4   Whilst that woman was running away, another man was getting out of his car which he had parked in the street. The applicant went up to him in the street and asked him if he wanted to be a hero. She said other offensive things to him. He ran away and was fortunately uninjured. That was the assault, the second count of the indictment.

5   Shortly afterwards a security officer from St Vincent’s Hospital detained the applicant and she was taken into custody by the police. As that happened, the applicant noticed the two women she had held up and tried to hold up and called out that she knew them, where they lived and that she had friends that would get them, that revenge was sweet. His Honour accepted that circumstance as a matter of aggravation.

6   The second matter taken into account by his Honour was the possession of the offensive implement, the blood filled syringe.

7   At the time of the sentence the applicant was nearly twenty-two years old and had several convictions going back to the time when she was aged seventeen, including for soliciting, carrying a cutting instrument, malicious damage, goods in custody, street offences and self-administration of a prohibited drug. His Honour took into account the applicant’s plea of guilty but noted that the case against her was very strong.

8   His Honour accepted that her male companion, not she, instigated the offences and that since her arrest she had had problems with fellow inmates at the prison where she was being kept as a result of which she was being kept in close protection, occasioning her hardship.

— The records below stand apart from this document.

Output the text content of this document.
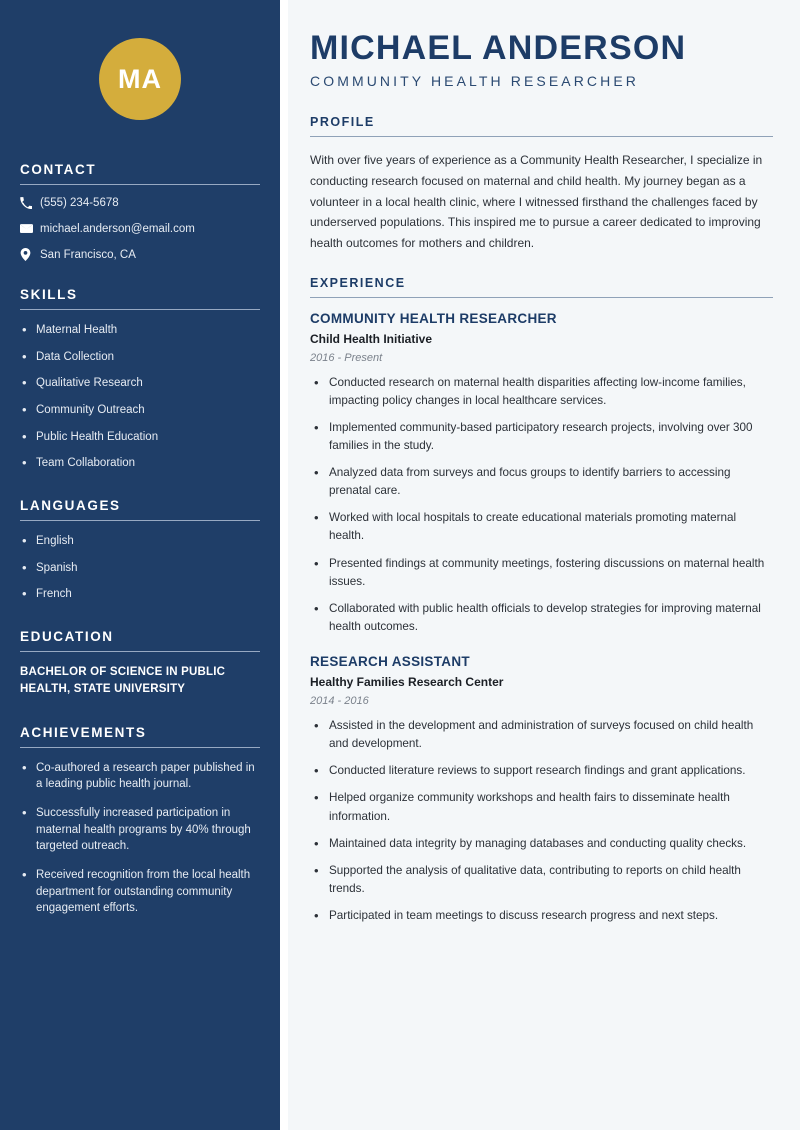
MA
CONTACT
(555) 234-5678
michael.anderson@email.com
San Francisco, CA
SKILLS
• Maternal Health
• Data Collection
• Qualitative Research
• Community Outreach
• Public Health Education
• Team Collaboration
LANGUAGES
• English
• Spanish
• French
EDUCATION
BACHELOR OF SCIENCE IN PUBLIC HEALTH, STATE UNIVERSITY
ACHIEVEMENTS
• Co-authored a research paper published in a leading public health journal.
• Successfully increased participation in maternal health programs by 40% through targeted outreach.
• Received recognition from the local health department for outstanding community engagement efforts.
MICHAEL ANDERSON
COMMUNITY HEALTH RESEARCHER
PROFILE

With over five years of experience as a Community Health Researcher, I specialize in conducting research focused on maternal and child health. My journey began as a volunteer in a local health clinic, where I witnessed firsthand the challenges faced by underserved populations. This inspired me to pursue a career dedicated to improving health outcomes for mothers and children.

EXPERIENCE
COMMUNITY HEALTH RESEARCHER
Child Health Initiative
2016 - Present
• Conducted research on maternal health disparities affecting low-income families, impacting policy changes in local healthcare services.
• Implemented community-based participatory research projects, involving over 300 families in the study.
• Analyzed data from surveys and focus groups to identify barriers to accessing prenatal care.
• Worked with local hospitals to create educational materials promoting maternal health.
• Presented findings at community meetings, fostering discussions on maternal health issues.
• Collaborated with public health officials to develop strategies for improving maternal health outcomes.
RESEARCH ASSISTANT
Healthy Families Research Center
2014 - 2016
• Assisted in the development and administration of surveys focused on child health and development.
• Conducted literature reviews to support research findings and grant applications.
• Helped organize community workshops and health fairs to disseminate health information.
• Maintained data integrity by managing databases and conducting quality checks.
• Supported the analysis of qualitative data, contributing to reports on child health trends.
• Participated in team meetings to discuss research progress and next steps.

9   The applicant submits that the sentence was too long in view of the fact that it was her first prison sentence. She submits that there are other cases similar to hers in which substantially shorter sentences have been imposed.

10   His Honour took into account the fact that this was the first time the applicant would be sent to gaol and that she was still young. However, these offences, and the ones taken into account, were of a very serious kind and a substantial sentence was called for.

11   The maximum penalty on the first count was twenty years penal servitude. Bearing those matters in mind, I do not think that the sentence imposed by his Honour fell outside a proper range of sentencing discretion.

12   The applicant submitted that she had had a difficult childhood and upbringing and has put a letter before the Court setting out the details of it. She also submits that she has now rehabilitated herself and is doing well in courses at the gaol where she has been kept. Material has been put before the Court to demonstrate this. That is an encouraging matter which shows that the sentences imposed by his Honour are having a beneficial effect. Unfortunately, however, the Court is not permitted to take such matters into account. In deciding whether his Honour fell into error, it is necessary to consider only the matters which were put before his Honour.

13   In my opinion leave to appeal against the sentences should be refused.

14   McINERNEY AJ: I agree.

15   BARR J: The order is as I have proposed.